Gutterballs: Balls-Out Uncut edition

2 out of 5

Directed by: Ryan Nicholson

You know, god help me, I almost gave this three stars because the last twenty minutes or so – when things finally find a balance between over-gore, obnoxiousness, camp humor, semi-scripting and genre-died nudity – are actually really good.  And, yes, that’s part of my two star rating, but also because a noted all-around kudo: Plotdigger films’ Ryan Nicholson has focused on the ‘extreme’ corner of the horror world, stemming from Cannibal Holocausts and birthing, in the modern age, VHS tributes like August Underground, and with ‘Gutterballs,’ Nicholson applied that mentality to a rape/revenge setup, filtered through an incredible 80s duh-ed collar-popped tongue-in-cheek ethos.  It’s not out to please or impress beyond a select viewing group, and the movie nails exactly what (I think) it’s going for, and in a technically impressive fashion.  All its excess is intended; all its cheesiness and offensiveness intended.  And what allows it to be a step above the likes of trashy flicks like Murder-Set-Pieces is that it doesn’t feel like Nicholson wanted to do anything beyond have, ahem, “fun,” i.e. there’s no eye-rolling point (insert violent pun there) stuffed into the snuff.

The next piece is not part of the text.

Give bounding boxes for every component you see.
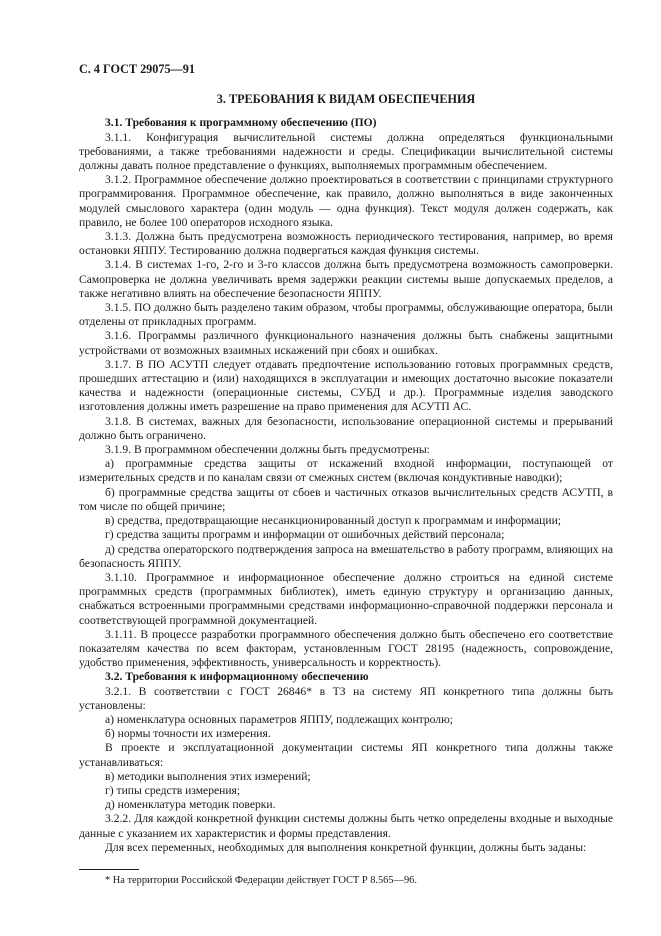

What makes it still bad is that, overall, it’s simply not very good.  There’s a grody short film in here, bit stretched to a bit over 90 minutes it drags, and annoys.  Not to mention the over-arching puzzle of extended rape sequences and how they factor into our film-going / -making psyche, but maybe more on that in a second.

Gutterballs sets its visual aesthetic from the first frames of neon titles and 80s hair-metal notes like Loverboy.  It also makes its Canadian-ness clear with an abundance of long vowel pronunciations and eh?s.  …And soon enough it sets its crass tongue firmly in cheek when a bowling team made of pink-shirt wearing frat boys starts giggling, saying ‘fuck’ a lot, and referring to bitches and faggots as much as possible.  The commitment to making these characters as unlikable as possible is admirable, but the joke becomes unbearable literally a few minutes in.  Our ‘hero’ team – pink-shirts’ rivals – enters, and they’re another round of stereotypes, with punk bandanas and Cindy Lauper hair and a black guy with an comb in his hair.  And a pre-op transsexual, for some reason.  This round of characters might be slightly less reprehensible, but they’re still idiots, and not a lot of fun to listen to or watch.

Soon, a girl in a skirt bends over and the movie goes unrated.  Later, she’ll be viciously raped by the pink-shirts, which sets us on the trajectory for the revenge we know is coming… 40 or 50 ‘fuck’ and giggle-filled slow minutes later.

Now, I say ‘vicious’ because the act is what it is.  But in horror the line between sex and violence is often blurred, and in films like ‘Gutterballs’ generally even more so, to the point of sexualizing things like forcibly jamming a bowling ball pin into a girl.  …But… Nicholson doesn’t quite do that, and I’d almost argue that there’s “fair play” in this department, with a fair amount of penises exposed, the muscle guy going shirtless just ’cause he has muscles, and our main perpetrator’s comeuppance not just a violent kill, but a tit-for-tat one.  Please don’t get me wrong: We’re still ogling boobs while reprehensible shit is going on; a women’s lib movie this is not.  I just mean to note that its another department where Ryan’s contributions to this genre seem to stand – if ever so slightly – apart from its peers.

The day after the attack, bowling leagues meet up again, are locked in the alley, and are getting offed by the creatively costumed ‘BBK,’ who keeps track of his kills in the scoreboard.  The lead up to the all-out climax has a couple murders which surprise in their own ways, but it’s still not until that last section that we get into Dead Alive insanity and the characters stop with the annoyingness long enough to actually deliver an ending to the movie, with maybe a couple extra details you weren’t expecting.

Did I actually see the balls-out version of the movie with the extra porn and gore?  I don’t know.  Will I watch more Nicholson?  I’m not sure.  The interviews I’ve read with him make him sound a lot less pretentious than M-S-P’s Nick Palumbo, and maybe a bit more in tune with the nature of his work than Toe Tag’s Fred Vogel, but I’m still not quite sure I hear the awareness I secretly wish was motivating this extremely outre products.

But watching his other films might be the only way I can make up my mind on that, and though twenty minutes into Gutterballs I wouldn’t have thought so, making it through the whole flick… Well, I’m not against doing so.  Yay?